From its early days as a rural corn hall, built by subscription from local people, through its various incarnations as an exhibition hall, market, cinema and pool hall – through the years of neglect, the building has been tucked away behind the high street. Now as an internationally known arts centre we want to ensure that its origins are not forgotten.
The Stowmarket Corn Hall was built in the Market Place in 1835 at a cost of £3,000 raised in £25 shares. It was officially opened on the 13th of July 1836. It housed the town’s Assembly Rooms and, as well as agricultural trading on market days, the building was also used for public meetings, concerts and travelling theatrical performances.
According to English Heritage, the current Corn Hall was added between 1860 and 1870. It was designed by Frederick Barnes an Architect based in Ipswich.
Prior to World War 1 the Corn Hall saw many Empire Day Celebrations. Following the war, it was used to honour the local men who fought, were wounded or had died.
In 1925 it became part of the Provincial Bank with a separate entrance to the Corn Hall through the bank.
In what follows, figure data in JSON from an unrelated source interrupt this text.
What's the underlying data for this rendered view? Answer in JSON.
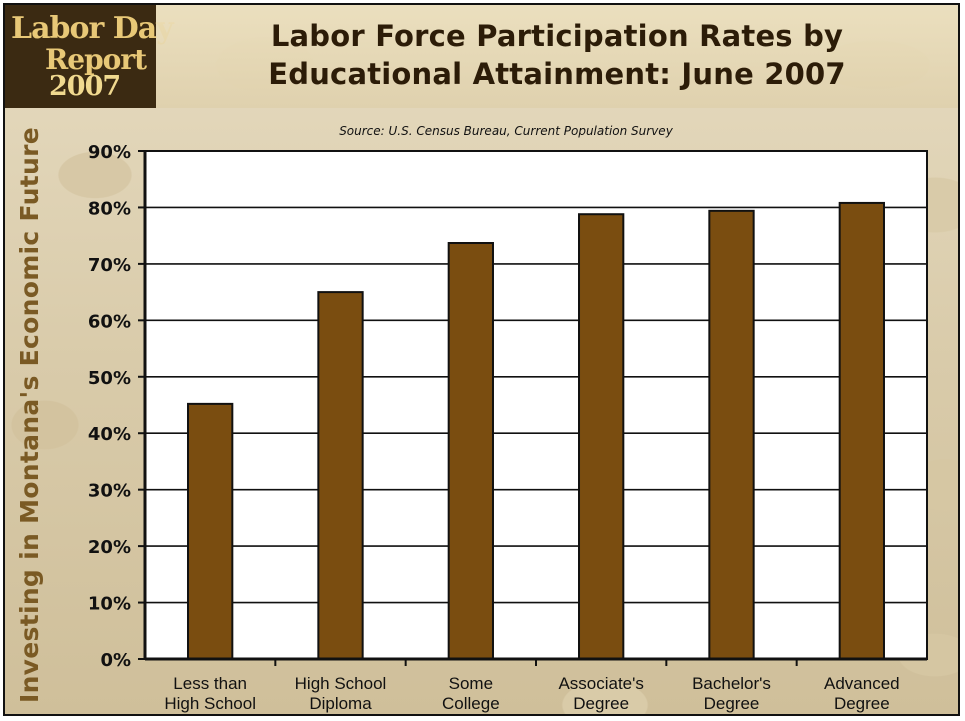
{
  "logo": {
    "line1": "Labor Day",
    "line2": "Report",
    "line3": "2007"
  },
  "side_title": "Investing in Montana's Economic Future",
  "colors": {
    "bar": "#7a4d10",
    "bar_stroke": "#111111",
    "title": "#2c1c08",
    "logo_bg": "#3b2a12",
    "side_title": "#7a5a24"
  },
  "chart_data": {
    "type": "bar",
    "title": "Labor Force Participation Rates by Educational Attainment: June 2007",
    "title_lines": [
      "Labor Force Participation Rates by",
      "Educational Attainment: June 2007"
    ],
    "subtitle": "Source: U.S. Census Bureau, Current Population Survey",
    "xlabel": "",
    "ylabel": "",
    "categories": [
      [
        "Less than",
        "High School"
      ],
      [
        "High School",
        "Diploma"
      ],
      [
        "Some",
        "College"
      ],
      [
        "Associate's",
        "Degree"
      ],
      [
        "Bachelor's",
        "Degree"
      ],
      [
        "Advanced",
        "Degree"
      ]
    ],
    "values": [
      45.2,
      65.0,
      73.7,
      78.8,
      79.4,
      80.8
    ],
    "ylim": [
      0,
      90
    ],
    "yticks": [
      0,
      10,
      20,
      30,
      40,
      50,
      60,
      70,
      80,
      90
    ],
    "ytick_labels": [
      "0%",
      "10%",
      "20%",
      "30%",
      "40%",
      "50%",
      "60%",
      "70%",
      "80%",
      "90%"
    ],
    "grid": true,
    "legend": "none"
  }
}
During World War II it was used as a British Restaurant where people could buy meals cheaply during rationing.
The Corn Hall was a hive of activity in the 1950’s and played host to many events including displays by The Boys Brigade, indoor markets, trade exhibitions and recitals.
It continued its main business as a Corn Exchange until December 1966. It then had various uses, most noteably as a Cinema and Pool Hall until it was bought by Stowmarket Town Council in 1995.
Following essential repairs, it stood empty for many years whilst its fate was decided upon.
Our project started as a Community Safety initiative by Mid Suffolk District Council in 2009. Early consultation showed enthusiasm for the community to play a bigger role and identified the potential for the project to develop as a tribute to John Peel, who lived locally.
John Peel was a much loved member of the community and always gave support to worthwhile local initiatives. He was renowned for encouraging new music from unlikely sources and for many people he embodied the ‘punk’ ethos of people just doing it for themselves. John’s wife, Sheila, is Patron and a Director of the Centre.
The restoration of the John Peel Centre for Creative Arts was carried out in three phases between November 2010 and February 2013. All phases were completed within budget and was funded through grants, fundraising events and the generous donations of many people.
The John Peel Centre for Creative Arts is a non-profit, community-centric, organisation. Ethical, ecological, and community-owned, our reason for existing is to improve the Arts-based facilities available to our community and provide a lasting tribute to the life and work of John Peel.